Alone, under the hot sun, she weeds groundnuts in a sandy field with a hoe. Although she knows she will not get a good yield, she strives on, buckets of sweat pouring down her face. For Kanyaire and millions like her, subsistence farming is the only source of survival and is practiced with absolutely no support from the government. In recent years, climate change, which has resulted in an inconsistent rainfall pattern, has dealt a heavy blow to the prospects of subsistence farming.
Yet in Zimbabwe, as in many parts of Africa, the government offers little or no support to subsistence farmers, leaving them to the vagaries of the elements and economic and political shake-ups. Agriculture in Africa is primarily a family activity, and the majority of farmers are smallholders who own between 0.5 and 2.0 hectares of land, as determined by socio-cultural factors.
Women provide about half of the labor force and produce most of the food crops consumed by the family. Many of the men leave for urban areas in search of better opportunities, and when they make it in the city, they invest little in their rural areas. In order to make agriculture work in the fight against poverty, African governments and donors must reverse years of policy neglect and remedy their underinvestment and misinvestment in agriculture.
According to the World Bank’s 2008 World Development Report titled "Agriculture for Development," the "agriculture sector has been neglected by both governments and the donor community, including the World Bank." Despite rapid technological progress, in the 21st century, agriculture continues to be a fundamental instrument for sustainable development and poverty reduction, states the report.
"Three of every four poor people in developing countries live in rural areas — 2.1 billion living on less than $2 a day and 880 million on less than $1 a day — and most depend on agriculture for their livelihoods," says the report. Although agriculture alone cannot resolve the problem of poverty, "it has proven to be uniquely powerful for that task."

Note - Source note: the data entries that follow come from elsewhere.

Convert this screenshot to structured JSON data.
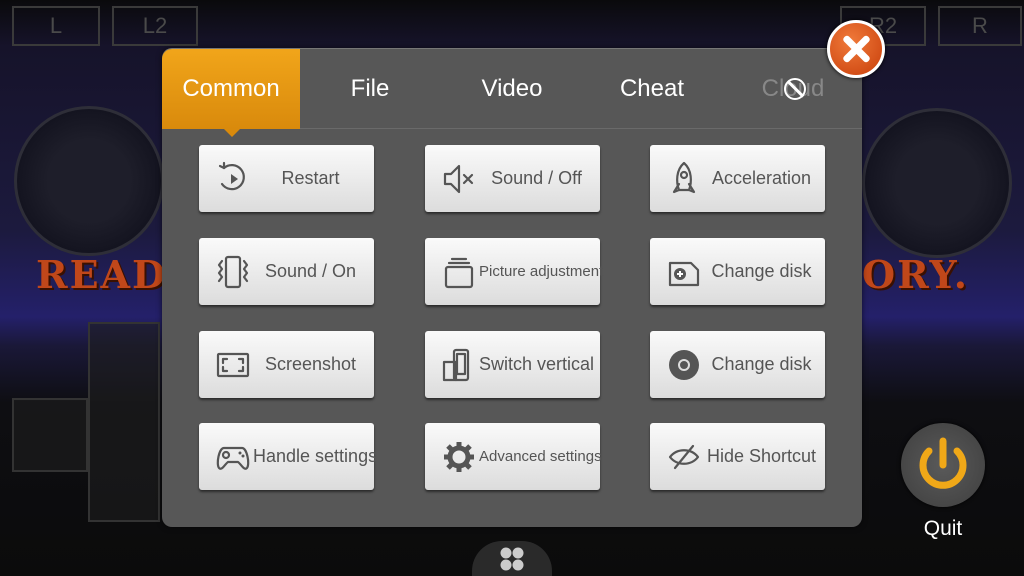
{
  "background": {
    "shoulders": [
      "L",
      "L2",
      "R2",
      "R"
    ],
    "game_text_left": "READ",
    "game_text_right": "ORY."
  },
  "tabs": [
    {
      "label": "Common",
      "active": true
    },
    {
      "label": "File"
    },
    {
      "label": "Video"
    },
    {
      "label": "Cheat"
    },
    {
      "label": "Cloud",
      "disabled": true,
      "icon": "ban-icon"
    }
  ],
  "buttons": [
    {
      "label": "Restart",
      "icon": "restart-icon"
    },
    {
      "label": "Sound / Off",
      "icon": "speaker-mute-icon"
    },
    {
      "label": "Acceleration",
      "icon": "rocket-icon"
    },
    {
      "label": "Sound / On",
      "icon": "phone-vibrate-icon"
    },
    {
      "label": "Picture adjustment",
      "icon": "picture-stack-icon"
    },
    {
      "label": "Change disk",
      "icon": "add-file-icon"
    },
    {
      "label": "Screenshot",
      "icon": "screenshot-frame-icon"
    },
    {
      "label": "Switch vertical",
      "icon": "rotate-phone-icon"
    },
    {
      "label": "Change disk",
      "icon": "disc-icon"
    },
    {
      "label": "Handle settings",
      "icon": "gamepad-icon"
    },
    {
      "label": "Advanced settings",
      "icon": "gear-icon"
    },
    {
      "label": "Hide Shortcut",
      "icon": "eye-off-icon"
    }
  ],
  "quit": {
    "label": "Quit",
    "icon": "power-icon"
  },
  "colors": {
    "accent": "#f1a51a",
    "close": "#e0581e",
    "panel": "#575757"
  }
}
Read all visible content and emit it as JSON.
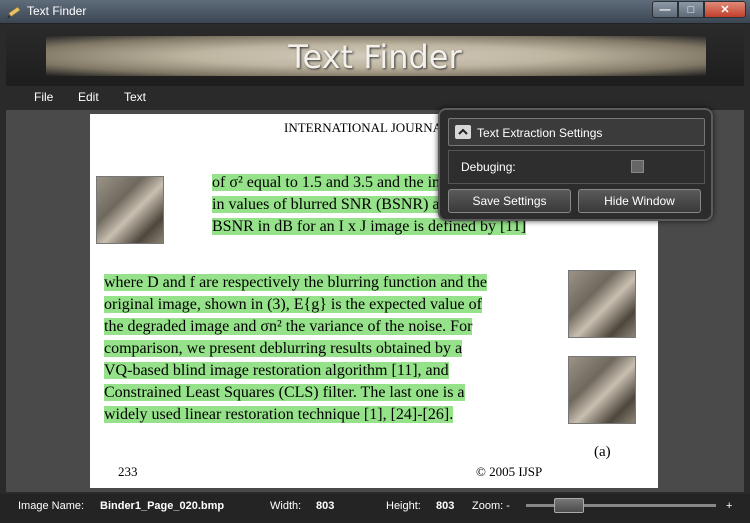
{
  "window": {
    "title": "Text Finder",
    "min_glyph": "—",
    "max_glyph": "□",
    "close_glyph": "✕"
  },
  "banner": {
    "title": "Text Finder"
  },
  "menu": [
    "File",
    "Edit",
    "Text"
  ],
  "document": {
    "header": "INTERNATIONAL JOURNAL OF SIGNAL PROCESSING",
    "para1_lines": [
      "of σ² equal to 1.5 and 3.5 and the improvement resulting",
      "in values of blurred SNR (BSNR) are listed in Table",
      "BSNR in dB for an I x J image is defined by [11]"
    ],
    "para2_lines": [
      "where D and f are respectively the blurring function and the",
      "original image, shown in (3), E{g} is the expected value of",
      "the degraded image and σn² the variance of the noise. For",
      "comparison, we present deblurring results obtained by a",
      "VQ-based blind image restoration algorithm [11], and",
      "Constrained Least Squares (CLS) filter. The last one is a",
      "widely used linear restoration technique [1], [24]-[26]."
    ],
    "caption": "(a)",
    "page_number": "233",
    "copyright": "© 2005 IJSP"
  },
  "settings_popup": {
    "header": "Text Extraction Settings",
    "debug_label": "Debuging:",
    "debug_checked": false,
    "save_label": "Save Settings",
    "hide_label": "Hide Window"
  },
  "status": {
    "image_name_label": "Image Name:",
    "image_name": "Binder1_Page_020.bmp",
    "width_label": "Width:",
    "width": "803",
    "height_label": "Height:",
    "height": "803",
    "zoom_label": "Zoom: -",
    "zoom_plus": "+",
    "zoom_fraction": 0.2
  },
  "colors": {
    "highlight": "#96e28a",
    "chrome_dark": "#2a2a2a"
  }
}
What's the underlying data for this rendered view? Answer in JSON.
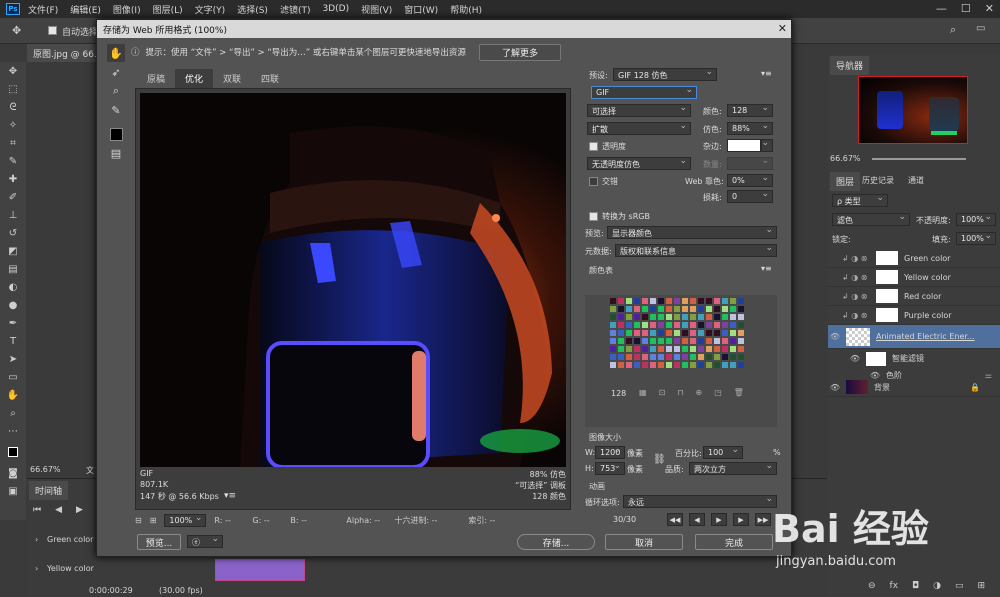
{
  "menubar": {
    "logo": "Ps",
    "items": [
      "文件(F)",
      "编辑(E)",
      "图像(I)",
      "图层(L)",
      "文字(Y)",
      "选择(S)",
      "滤镜(T)",
      "3D(D)",
      "视图(V)",
      "窗口(W)",
      "帮助(H)"
    ],
    "controls": [
      "—",
      "☐",
      "✕"
    ]
  },
  "optbar": {
    "auto_select": "自动选择"
  },
  "doc_tab": "原图.jpg @ 66.7",
  "zoom_left": "66.67%",
  "doc_label": "文",
  "dialog": {
    "title": "存储为 Web 所用格式 (100%)",
    "hint": "提示：使用 “文件” > “导出” > “导出为…” 或右键单击某个图层可更快速地导出资源",
    "learn_more": "了解更多",
    "tabs": [
      "原稿",
      "优化",
      "双联",
      "四联"
    ],
    "info": {
      "format": "GIF",
      "size": "807.1K",
      "time": "147 秒 @ 56.6 Kbps",
      "dither": "88% 仿色",
      "palette": "“可选择” 调板",
      "colors": "128 颜色"
    },
    "status": {
      "zoom": "100%",
      "r": "R: --",
      "g": "G: --",
      "b": "B: --",
      "alpha": "Alpha: --",
      "hex": "十六进制: --",
      "index": "索引: --"
    },
    "settings": {
      "preset_label": "预设:",
      "preset_value": "GIF 128 仿色",
      "format": "GIF",
      "reduction": "可选择",
      "colors_label": "颜色:",
      "colors_value": "128",
      "dither_algo": "扩散",
      "dither_label": "仿色:",
      "dither_value": "88%",
      "transparency": "透明度",
      "matte_label": "杂边:",
      "trans_dither": "无透明度仿色",
      "amount_label": "数量:",
      "interlaced": "交错",
      "websnap_label": "Web 靠色:",
      "websnap_value": "0%",
      "lossy_label": "损耗:",
      "lossy_value": "0",
      "srgb": "转换为 sRGB",
      "preview_label": "预览:",
      "preview_value": "显示器颜色",
      "metadata_label": "元数据:",
      "metadata_value": "版权和联系信息",
      "color_table": "颜色表",
      "color_count": "128"
    },
    "image_size": {
      "title": "图像大小",
      "w_label": "W:",
      "w_value": "1200",
      "h_label": "H:",
      "h_value": "753",
      "unit": "像素",
      "percent_label": "百分比:",
      "percent_value": "100",
      "percent_unit": "%",
      "quality_label": "品质:",
      "quality_value": "两次立方"
    },
    "animation": {
      "title": "动画",
      "loop_label": "循环选项:",
      "loop_value": "永远",
      "frame": "30/30"
    },
    "buttons": {
      "preview": "预览...",
      "save": "存储...",
      "cancel": "取消",
      "done": "完成"
    }
  },
  "navigator": {
    "title": "导航器",
    "zoom": "66.67%"
  },
  "layers": {
    "tabs": [
      "图层",
      "历史记录",
      "通道"
    ],
    "kind": "ρ 类型",
    "blend": "滤色",
    "opacity_label": "不透明度:",
    "opacity": "100%",
    "lock_label": "锁定:",
    "fill_label": "填充:",
    "fill": "100%",
    "items": [
      {
        "name": "Green color"
      },
      {
        "name": "Yellow color"
      },
      {
        "name": "Red color"
      },
      {
        "name": "Purple color"
      },
      {
        "name": "Animated Electric Ener..."
      },
      {
        "name": "智能滤镜"
      },
      {
        "name": "色阶"
      },
      {
        "name": "背景"
      }
    ]
  },
  "timeline": {
    "title": "时间轴",
    "tracks": [
      "Green color",
      "Yellow color"
    ],
    "timecode": "0:00:00:29",
    "fps": "(30.00 fps)"
  },
  "watermark": {
    "brand": "Bai 经验",
    "url": "jingyan.baidu.com"
  }
}
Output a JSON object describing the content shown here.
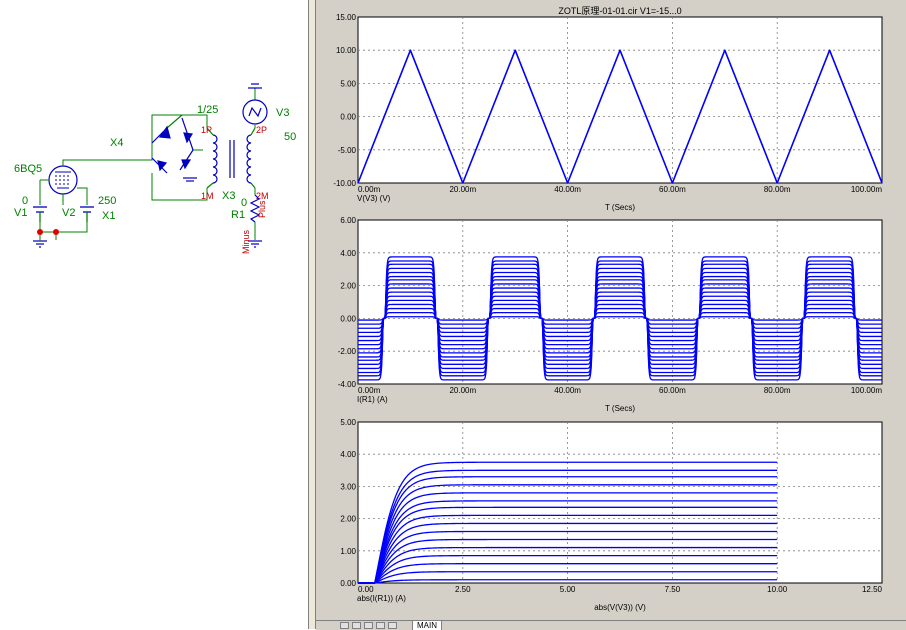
{
  "schematic": {
    "tube_label": "6BQ5",
    "v1_name": "V1",
    "v1_value": "0",
    "v2_name": "V2",
    "v2_value": "250",
    "x1_label": "X1",
    "x4_label": "X4",
    "ratio_label": "1/25",
    "pin_1p": "1P",
    "pin_1m": "1M",
    "x3_label": "X3",
    "pin_plus": "Plus",
    "pin_minus": "Minus",
    "pin_2p": "2P",
    "pin_2m": "2M",
    "v3_name": "V3",
    "v3_value": "50",
    "r1_name": "R1",
    "r1_value": "0"
  },
  "colors": {
    "trace": "#0000ff",
    "schematic_part": "#0000c0",
    "schematic_wire": "#008000",
    "schematic_label": "#008000",
    "pin_label": "#c00000",
    "grid": "#808080",
    "plot_bg": "#ffffff",
    "window_bg": "#d4d0c8"
  },
  "tabs": {
    "main": "MAIN"
  },
  "chart_data": [
    {
      "type": "line",
      "title": "ZOTL原理-01-01.cir V1=-15...0",
      "xlabel": "T (Secs)",
      "ylabel": "V(V3) (V)",
      "xlim": [
        0,
        0.1
      ],
      "ylim": [
        -10,
        15
      ],
      "x_ticks": [
        0,
        0.02,
        0.04,
        0.06,
        0.08,
        0.1
      ],
      "x_tick_labels": [
        "0.00m",
        "20.00m",
        "40.00m",
        "60.00m",
        "80.00m",
        "100.00m"
      ],
      "y_ticks": [
        -10,
        -5,
        0,
        5,
        10,
        15
      ],
      "y_tick_labels": [
        "-10.00",
        "-5.00",
        "0.00",
        "5.00",
        "10.00",
        "15.00"
      ],
      "grid": true,
      "series": [
        {
          "x": [
            0,
            0.01,
            0.02,
            0.03,
            0.04,
            0.05,
            0.06,
            0.07,
            0.08,
            0.09,
            0.1
          ],
          "values": [
            -10,
            10,
            -10,
            10,
            -10,
            10,
            -10,
            10,
            -10,
            10,
            -10
          ]
        }
      ]
    },
    {
      "type": "line",
      "title": "",
      "xlabel": "T (Secs)",
      "ylabel": "I(R1) (A)",
      "xlim": [
        0,
        0.1
      ],
      "ylim": [
        -4,
        6
      ],
      "x_ticks": [
        0,
        0.02,
        0.04,
        0.06,
        0.08,
        0.1
      ],
      "x_tick_labels": [
        "0.00m",
        "20.00m",
        "40.00m",
        "60.00m",
        "80.00m",
        "100.00m"
      ],
      "y_ticks": [
        -4,
        -2,
        0,
        2,
        4,
        6
      ],
      "y_tick_labels": [
        "-4.00",
        "-2.00",
        "0.00",
        "2.00",
        "4.00",
        "6.00"
      ],
      "grid": true,
      "family": {
        "description": "16 parametric current traces (V1 stepped), saturating square-like pulses",
        "saturation_amplitudes": [
          0.1,
          0.35,
          0.6,
          0.85,
          1.1,
          1.35,
          1.6,
          1.85,
          2.1,
          2.35,
          2.55,
          2.8,
          3.05,
          3.3,
          3.5,
          3.75
        ],
        "triangle_period": 0.02,
        "triangle_peak": 10
      }
    },
    {
      "type": "line",
      "title": "",
      "xlabel": "abs(V(V3)) (V)",
      "ylabel": "abs(I(R1)) (A)",
      "xlim": [
        0,
        12.5
      ],
      "ylim": [
        0,
        5
      ],
      "x_ticks": [
        0,
        2.5,
        5,
        7.5,
        10,
        12.5
      ],
      "x_tick_labels": [
        "0.00",
        "2.50",
        "5.00",
        "7.50",
        "10.00",
        "12.50"
      ],
      "y_ticks": [
        0,
        1,
        2,
        3,
        4,
        5
      ],
      "y_tick_labels": [
        "0.00",
        "1.00",
        "2.00",
        "3.00",
        "4.00",
        "5.00"
      ],
      "grid": true,
      "family": {
        "description": "16 parametric I-V curves vs. V1 step, x range 0 to 10",
        "saturation_amplitudes": [
          0.1,
          0.35,
          0.6,
          0.85,
          1.1,
          1.35,
          1.6,
          1.85,
          2.1,
          2.35,
          2.55,
          2.8,
          3.05,
          3.3,
          3.5,
          3.75
        ],
        "x_max": 10
      }
    }
  ]
}
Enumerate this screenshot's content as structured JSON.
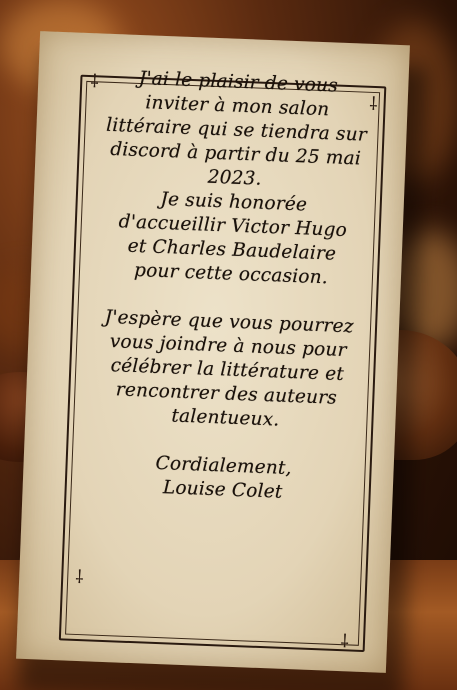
{
  "invitation": {
    "paragraph1": [
      "J'ai le plaisir de vous",
      "inviter à mon salon",
      "littéraire qui se tiendra sur",
      "discord à partir du 25 mai",
      "2023."
    ],
    "paragraph2": [
      "Je suis honorée",
      "d'accueillir Victor Hugo",
      "et Charles Baudelaire",
      "pour cette occasion."
    ],
    "paragraph3": [
      "J'espère que vous pourrez",
      "vous joindre à nous pour",
      "célébrer la littérature et",
      "rencontrer des auteurs",
      "talentueux."
    ],
    "closing": [
      "Cordialement,",
      "Louise Colet"
    ]
  }
}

"Agriculture contributes to development as an economic activity, as a livelihood and as a provider of environmental services, making the sector a unique instrument for development," says the report. "Agriculture can be a source of growth for the national economy, a provider of investment opportunities for the private sector and a prime driver of agriculture-related industries and the rural nonfarm economy."
The report emphasizes that the time has come time to place agriculture afresh at the center of the development agenda because "agriculture and its associated industries are essential to growth and to reducing mass poverty and food insecurity." However, in sub-Saharan Africa, a combination of technical, economic, social and political challenges have to be overcome to make agriculture key in reducing extreme poverty and hunger.
"Using agriculture as the basis for economic growth in the agriculture-based countries requires a productivity revolution in smallholder farming," states the report. "To influence Africa’s green revolution, a key priority is to increase the assets of poor households, make smallholders — and agriculture in general — more productive, and create opportunities in the rural nonfarm economy that the rural poor can seize," adds the report. Political willingness will be critical to making agriculture a source of empowerment for the often-marginalized rural smallholder farmers.
Also, Africa needs to take advantage of the available new technologies to boost its agricultural productivity. Although Africa can learn from the agricultural systems of other continents in the world, it is clear that a new paradigm will have to emerge in the continent — a new paradigm that takes into account the challenges such as climate change, as well as the new opportunities presented by technology.
African governments in partnership with donors need to invest heavily in the infrastructure of rural areas, which will include building new roads, access to electricity to improve access to markets among other issues. Without a green revolution, Africa will remain forever locked up in poverty. And for Africa’s new generation, such as Kanyaire’s children, that green revolution is something that should be fought for to expand opportunities.